クールな上司は捜し人〜甘愛を運ぶ幼き想い出
ごはんも食べずに、会いに来てくれたんだろうなぁ。
冷蔵庫の中にある物で軽食を作り、部屋を片付けて、シャワーを浴びた。
何だかあまりに色々な事が起りすぎて、昨日からの事が夢見たい。
ソファに座っていると、静かに時が過ぎて行った。

「碧、碧・・・」
目を開けると、広大さんが私を覗き込んでいた。
「す、すみません。寝てしまって」
「ありがとう。片付けてくれてご飯まで。もういただいて、片付けたから」
テーブルの上には、ルイボスティーが入ったコップが2つ並んでいた。
「碧。大切な話があるんだ」

何だろう。またしばらく会えないって事かな。
せっかく広大さんとの距離が縮んでも、また離れてしまう。
仕方ない。今度は今回のことにならないようにすればいい。

「碧に今のところで頑張れって言ったけど、やっぱり撤回したい。碧が良かったら、俺と一緒に仕事をしないか?」
全く違う言葉にびっくりした。
「それは・・・税理士事務所でって事ですか?」
「そうだ。俺を手伝って欲しい。でもそれは、一緒に住んで、今の会社を退職するって事だ」

もう私の答えは、とっくに決まっている。
「広大さんの傍で、お仕事させてください。

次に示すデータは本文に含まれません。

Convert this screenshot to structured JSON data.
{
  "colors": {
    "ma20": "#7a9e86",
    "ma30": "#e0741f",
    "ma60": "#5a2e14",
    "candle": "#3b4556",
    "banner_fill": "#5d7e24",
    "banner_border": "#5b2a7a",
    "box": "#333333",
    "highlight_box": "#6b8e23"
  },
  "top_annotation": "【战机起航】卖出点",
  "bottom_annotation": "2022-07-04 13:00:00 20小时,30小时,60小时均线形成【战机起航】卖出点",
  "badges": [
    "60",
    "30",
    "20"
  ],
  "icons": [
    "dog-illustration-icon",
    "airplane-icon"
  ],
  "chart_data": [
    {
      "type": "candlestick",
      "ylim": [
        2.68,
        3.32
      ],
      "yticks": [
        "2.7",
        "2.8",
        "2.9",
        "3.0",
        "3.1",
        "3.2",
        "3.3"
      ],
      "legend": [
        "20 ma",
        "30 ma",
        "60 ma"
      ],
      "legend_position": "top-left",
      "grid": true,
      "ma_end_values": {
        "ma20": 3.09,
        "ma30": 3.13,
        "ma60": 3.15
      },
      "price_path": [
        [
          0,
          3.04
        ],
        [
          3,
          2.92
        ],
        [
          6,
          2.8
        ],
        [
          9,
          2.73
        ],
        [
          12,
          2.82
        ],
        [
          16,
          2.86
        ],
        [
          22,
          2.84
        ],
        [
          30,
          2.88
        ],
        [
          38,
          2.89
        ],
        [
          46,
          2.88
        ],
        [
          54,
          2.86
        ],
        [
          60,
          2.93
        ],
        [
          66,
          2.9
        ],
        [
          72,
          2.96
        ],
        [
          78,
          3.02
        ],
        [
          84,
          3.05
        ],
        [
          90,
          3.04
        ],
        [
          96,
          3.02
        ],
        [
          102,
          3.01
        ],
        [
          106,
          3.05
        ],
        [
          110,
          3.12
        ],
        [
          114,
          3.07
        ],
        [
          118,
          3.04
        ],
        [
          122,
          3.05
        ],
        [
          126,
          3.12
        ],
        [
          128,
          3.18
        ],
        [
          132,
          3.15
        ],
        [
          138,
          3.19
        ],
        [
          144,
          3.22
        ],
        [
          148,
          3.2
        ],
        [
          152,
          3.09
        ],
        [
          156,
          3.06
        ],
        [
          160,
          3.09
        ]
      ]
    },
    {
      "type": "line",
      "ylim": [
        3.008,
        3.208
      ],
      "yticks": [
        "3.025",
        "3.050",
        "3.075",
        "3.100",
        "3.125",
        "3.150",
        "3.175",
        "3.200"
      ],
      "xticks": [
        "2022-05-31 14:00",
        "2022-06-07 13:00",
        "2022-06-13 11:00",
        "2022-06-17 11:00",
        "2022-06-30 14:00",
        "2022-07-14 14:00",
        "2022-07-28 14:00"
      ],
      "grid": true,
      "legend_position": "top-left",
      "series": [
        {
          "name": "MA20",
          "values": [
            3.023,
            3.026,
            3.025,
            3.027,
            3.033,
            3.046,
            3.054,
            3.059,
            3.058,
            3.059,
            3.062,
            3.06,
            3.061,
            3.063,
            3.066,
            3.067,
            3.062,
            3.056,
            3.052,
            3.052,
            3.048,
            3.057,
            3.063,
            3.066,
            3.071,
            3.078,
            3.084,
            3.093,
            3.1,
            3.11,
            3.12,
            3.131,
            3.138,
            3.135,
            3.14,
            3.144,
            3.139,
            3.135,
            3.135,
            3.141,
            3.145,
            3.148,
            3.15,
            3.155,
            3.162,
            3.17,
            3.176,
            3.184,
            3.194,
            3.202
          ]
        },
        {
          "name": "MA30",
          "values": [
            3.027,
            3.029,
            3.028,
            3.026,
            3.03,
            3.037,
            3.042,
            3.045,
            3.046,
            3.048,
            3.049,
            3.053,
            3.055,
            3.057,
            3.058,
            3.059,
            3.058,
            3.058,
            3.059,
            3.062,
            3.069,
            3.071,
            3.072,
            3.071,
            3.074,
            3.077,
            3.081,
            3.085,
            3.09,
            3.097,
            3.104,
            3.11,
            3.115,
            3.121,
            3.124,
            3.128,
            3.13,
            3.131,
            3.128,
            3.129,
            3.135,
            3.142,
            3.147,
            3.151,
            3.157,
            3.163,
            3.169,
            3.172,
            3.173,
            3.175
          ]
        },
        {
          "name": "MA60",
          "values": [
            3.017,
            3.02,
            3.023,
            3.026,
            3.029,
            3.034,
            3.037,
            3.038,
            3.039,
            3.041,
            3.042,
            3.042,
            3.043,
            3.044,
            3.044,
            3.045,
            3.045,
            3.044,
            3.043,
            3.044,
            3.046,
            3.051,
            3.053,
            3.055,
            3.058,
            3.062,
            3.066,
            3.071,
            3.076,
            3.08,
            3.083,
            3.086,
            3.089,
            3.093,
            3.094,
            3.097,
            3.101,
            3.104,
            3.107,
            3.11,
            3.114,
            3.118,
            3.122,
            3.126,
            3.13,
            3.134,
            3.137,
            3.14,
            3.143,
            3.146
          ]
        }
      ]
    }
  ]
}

そして、身の回りのお世話も・・・」
嬉しい。ずっと傍にいるなんて・・・
「本当は、指輪を用意して、お洒落にプロポーズしたかったんだが・・・」
えっ?今、何て・・・

「ずっと聞きたかったんだ。俺は碧を離さない。碧はこんな俺でいいのか?」
「もちろんです!」
「俺と結婚して欲しい。妻として、ずっと俺の隣に居て欲しいんだ」
広大さんのお嫁さんに・・・私は胸が熱くなり、涙が溢れ出した。
「こんな・・・こんな私で良かったら、お願いします」
「ありがとう。嬉しいよ」
広大さんの胸に顔を埋めると、優しく抱きしめられた。